Already in the early 1890s, a young mechanic named Franko Stein tried to convince Georg von Schönerer to create a trade union branch of his movement, made up mainly of corps students, merchants and peasants, to bring their struggle to the popular masses of German workers, who at that time was being hit by the nationality conflict with the Czech workers. The two men discussed this possibility several times during their private meetings at Rosenau Castle. Despite the fact that Stein tried to make Schönerer aware of the situation of the German workers, he, with his aristocratic and elitist thinking, was not very convinced of the role of the proletarian masses in his association. However, in 1893 the Social Democratic unions began to grow significantly in numbers. Alarmed by this, Schönerer became convinced that it was necessary to counterattack, which is why he would give the green light to Stein's project to establish a proletarian wing of his movement to counter the Social Democratic influence on the German masses.

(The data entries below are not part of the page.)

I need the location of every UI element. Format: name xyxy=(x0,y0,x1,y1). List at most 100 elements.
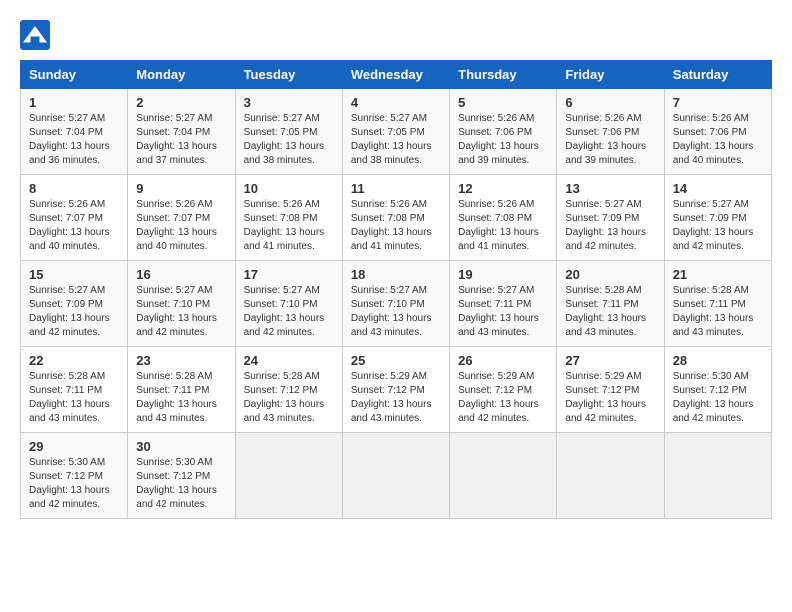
day-number: 11 xyxy=(351,181,441,196)
day-number: 2 xyxy=(136,95,226,110)
day-info: Sunrise: 5:28 AMSunset: 7:11 PMDaylight:… xyxy=(673,284,763,340)
day-number: 6 xyxy=(565,95,655,110)
calendar-cell: 16 Sunrise: 5:27 AMSunset: 7:10 PMDaylig… xyxy=(128,261,235,347)
calendar-cell: 8 Sunrise: 5:26 AMSunset: 7:07 PMDayligh… xyxy=(21,175,128,261)
day-info: Sunrise: 5:26 AMSunset: 7:07 PMDaylight:… xyxy=(29,198,119,254)
calendar-week-3: 15 Sunrise: 5:27 AMSunset: 7:09 PMDaylig… xyxy=(21,261,772,347)
calendar-cell: 23 Sunrise: 5:28 AMSunset: 7:11 PMDaylig… xyxy=(128,347,235,433)
day-info: Sunrise: 5:27 AMSunset: 7:04 PMDaylight:… xyxy=(29,112,119,168)
day-number: 16 xyxy=(136,267,226,282)
calendar-cell: 25 Sunrise: 5:29 AMSunset: 7:12 PMDaylig… xyxy=(342,347,449,433)
header-saturday: Saturday xyxy=(664,61,771,89)
day-number: 24 xyxy=(244,353,334,368)
calendar-week-5: 29 Sunrise: 5:30 AMSunset: 7:12 PMDaylig… xyxy=(21,433,772,519)
calendar-cell: 6 Sunrise: 5:26 AMSunset: 7:06 PMDayligh… xyxy=(557,89,664,175)
day-number: 30 xyxy=(136,439,226,454)
calendar-cell: 5 Sunrise: 5:26 AMSunset: 7:06 PMDayligh… xyxy=(450,89,557,175)
calendar-cell: 20 Sunrise: 5:28 AMSunset: 7:11 PMDaylig… xyxy=(557,261,664,347)
calendar-cell: 27 Sunrise: 5:29 AMSunset: 7:12 PMDaylig… xyxy=(557,347,664,433)
day-info: Sunrise: 5:29 AMSunset: 7:12 PMDaylight:… xyxy=(351,370,441,426)
day-info: Sunrise: 5:30 AMSunset: 7:12 PMDaylight:… xyxy=(673,370,763,426)
calendar-cell: 13 Sunrise: 5:27 AMSunset: 7:09 PMDaylig… xyxy=(557,175,664,261)
calendar-week-4: 22 Sunrise: 5:28 AMSunset: 7:11 PMDaylig… xyxy=(21,347,772,433)
day-number: 29 xyxy=(29,439,119,454)
calendar-cell: 14 Sunrise: 5:27 AMSunset: 7:09 PMDaylig… xyxy=(664,175,771,261)
day-number: 9 xyxy=(136,181,226,196)
day-info: Sunrise: 5:28 AMSunset: 7:11 PMDaylight:… xyxy=(29,370,119,426)
day-number: 13 xyxy=(565,181,655,196)
calendar-cell: 22 Sunrise: 5:28 AMSunset: 7:11 PMDaylig… xyxy=(21,347,128,433)
calendar-cell: 7 Sunrise: 5:26 AMSunset: 7:06 PMDayligh… xyxy=(664,89,771,175)
day-info: Sunrise: 5:26 AMSunset: 7:06 PMDaylight:… xyxy=(565,112,655,168)
header-wednesday: Wednesday xyxy=(342,61,449,89)
day-info: Sunrise: 5:26 AMSunset: 7:07 PMDaylight:… xyxy=(136,198,226,254)
calendar-cell: 19 Sunrise: 5:27 AMSunset: 7:11 PMDaylig… xyxy=(450,261,557,347)
day-info: Sunrise: 5:29 AMSunset: 7:12 PMDaylight:… xyxy=(565,370,655,426)
day-number: 14 xyxy=(673,181,763,196)
day-number: 3 xyxy=(244,95,334,110)
calendar-cell: 17 Sunrise: 5:27 AMSunset: 7:10 PMDaylig… xyxy=(235,261,342,347)
calendar-cell xyxy=(664,433,771,519)
calendar-cell: 12 Sunrise: 5:26 AMSunset: 7:08 PMDaylig… xyxy=(450,175,557,261)
logo-icon xyxy=(20,20,50,50)
day-info: Sunrise: 5:27 AMSunset: 7:09 PMDaylight:… xyxy=(29,284,119,340)
header-monday: Monday xyxy=(128,61,235,89)
day-info: Sunrise: 5:27 AMSunset: 7:10 PMDaylight:… xyxy=(351,284,441,340)
day-number: 22 xyxy=(29,353,119,368)
day-number: 19 xyxy=(458,267,548,282)
day-info: Sunrise: 5:29 AMSunset: 7:12 PMDaylight:… xyxy=(458,370,548,426)
calendar-cell: 24 Sunrise: 5:28 AMSunset: 7:12 PMDaylig… xyxy=(235,347,342,433)
day-info: Sunrise: 5:26 AMSunset: 7:08 PMDaylight:… xyxy=(458,198,548,254)
calendar-table: SundayMondayTuesdayWednesdayThursdayFrid… xyxy=(20,60,772,519)
header-sunday: Sunday xyxy=(21,61,128,89)
day-number: 26 xyxy=(458,353,548,368)
day-number: 27 xyxy=(565,353,655,368)
day-info: Sunrise: 5:26 AMSunset: 7:06 PMDaylight:… xyxy=(673,112,763,168)
calendar-week-1: 1 Sunrise: 5:27 AMSunset: 7:04 PMDayligh… xyxy=(21,89,772,175)
header-thursday: Thursday xyxy=(450,61,557,89)
day-info: Sunrise: 5:26 AMSunset: 7:06 PMDaylight:… xyxy=(458,112,548,168)
day-info: Sunrise: 5:28 AMSunset: 7:12 PMDaylight:… xyxy=(244,370,334,426)
header-friday: Friday xyxy=(557,61,664,89)
calendar-cell: 10 Sunrise: 5:26 AMSunset: 7:08 PMDaylig… xyxy=(235,175,342,261)
day-number: 21 xyxy=(673,267,763,282)
day-number: 28 xyxy=(673,353,763,368)
calendar-cell: 15 Sunrise: 5:27 AMSunset: 7:09 PMDaylig… xyxy=(21,261,128,347)
day-info: Sunrise: 5:26 AMSunset: 7:08 PMDaylight:… xyxy=(351,198,441,254)
calendar-cell: 30 Sunrise: 5:30 AMSunset: 7:12 PMDaylig… xyxy=(128,433,235,519)
day-info: Sunrise: 5:27 AMSunset: 7:11 PMDaylight:… xyxy=(458,284,548,340)
calendar-header-row: SundayMondayTuesdayWednesdayThursdayFrid… xyxy=(21,61,772,89)
day-number: 7 xyxy=(673,95,763,110)
logo xyxy=(20,20,56,50)
calendar-cell: 3 Sunrise: 5:27 AMSunset: 7:05 PMDayligh… xyxy=(235,89,342,175)
calendar-cell: 18 Sunrise: 5:27 AMSunset: 7:10 PMDaylig… xyxy=(342,261,449,347)
day-number: 5 xyxy=(458,95,548,110)
day-info: Sunrise: 5:30 AMSunset: 7:12 PMDaylight:… xyxy=(29,456,119,512)
day-number: 20 xyxy=(565,267,655,282)
day-number: 18 xyxy=(351,267,441,282)
day-number: 4 xyxy=(351,95,441,110)
day-info: Sunrise: 5:26 AMSunset: 7:08 PMDaylight:… xyxy=(244,198,334,254)
calendar-cell: 29 Sunrise: 5:30 AMSunset: 7:12 PMDaylig… xyxy=(21,433,128,519)
calendar-cell xyxy=(235,433,342,519)
day-number: 12 xyxy=(458,181,548,196)
calendar-cell: 4 Sunrise: 5:27 AMSunset: 7:05 PMDayligh… xyxy=(342,89,449,175)
calendar-cell: 1 Sunrise: 5:27 AMSunset: 7:04 PMDayligh… xyxy=(21,89,128,175)
calendar-cell xyxy=(450,433,557,519)
day-info: Sunrise: 5:27 AMSunset: 7:10 PMDaylight:… xyxy=(136,284,226,340)
day-number: 23 xyxy=(136,353,226,368)
day-info: Sunrise: 5:27 AMSunset: 7:04 PMDaylight:… xyxy=(136,112,226,168)
day-info: Sunrise: 5:30 AMSunset: 7:12 PMDaylight:… xyxy=(136,456,226,512)
calendar-cell: 11 Sunrise: 5:26 AMSunset: 7:08 PMDaylig… xyxy=(342,175,449,261)
day-info: Sunrise: 5:27 AMSunset: 7:09 PMDaylight:… xyxy=(565,198,655,254)
day-number: 15 xyxy=(29,267,119,282)
calendar-cell xyxy=(342,433,449,519)
header xyxy=(20,20,772,50)
day-info: Sunrise: 5:27 AMSunset: 7:05 PMDaylight:… xyxy=(244,112,334,168)
calendar-cell: 28 Sunrise: 5:30 AMSunset: 7:12 PMDaylig… xyxy=(664,347,771,433)
calendar-cell: 2 Sunrise: 5:27 AMSunset: 7:04 PMDayligh… xyxy=(128,89,235,175)
calendar-week-2: 8 Sunrise: 5:26 AMSunset: 7:07 PMDayligh… xyxy=(21,175,772,261)
calendar-cell: 9 Sunrise: 5:26 AMSunset: 7:07 PMDayligh… xyxy=(128,175,235,261)
day-info: Sunrise: 5:28 AMSunset: 7:11 PMDaylight:… xyxy=(565,284,655,340)
day-number: 17 xyxy=(244,267,334,282)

The Alldeutschen Arbeiterbund was intended both to "racially conscientize" the German working class and organize it against the Czech and Jewish worker, and to repel revolutionary, internationalist, and leftist tendencies in the proletarian movement. Stein tried to convince the workers to adopt the Bismarckian social program as an antidote to revolutionary socialism, anarchism and Marxism. Stein constantly investigated against the lack of economic and political democracy in Austria but at the same time condemned the Social Democratic doctrines of proletarian solidarity, class war, and revolution. He traveled through Bohemia, Moravia, Silesia, and the Alpine provinces talking to groups of workers and explaining Schönerer's views and seeking to warn that Slavic immigration was endangering German land, culture, and jobs. In 1904 Stein would go on to establish and publish Der Hammer, a proletarian version of Wolf's Ostdeutsche Rundschau.

A police report in Vienna from 1893 noted that Stein was trying to racially radicalize workers and spread the word of Bismarck and Schönerer, but they dismissed him and noted how small his following was. However, in 1897, with the Badeni crisis and the rise of Schönerer that it provoked, working-class nationalism grew remarkably and with it the number of members of the Alldeutschen Arbeiterbund. On 14 May 1899, some 300 delegates representing at least 4,000 or more workers from all sectors met in Eger. The reason for the conference was to unite all the German unions into a single union strong enough to outperform the Czech competition. Stein will be one of the main participants. At this conference, the participants swore allegiance, recognized Schönerer as "führer" and adopted the Linz program as a basis. An agreement was reached at the conference on a 25-point programme, a direct predecessor of the famous NSDAP programme, which called for improved working conditions, various social rights and that Czechs be barred from taking jobs. Five months after the Eger Congress, in October, the Alldeutschen Arbeiterbund merged with other unions to establish the Bund Deutscher Arbeiter Germania under the leadership of Franko Stein.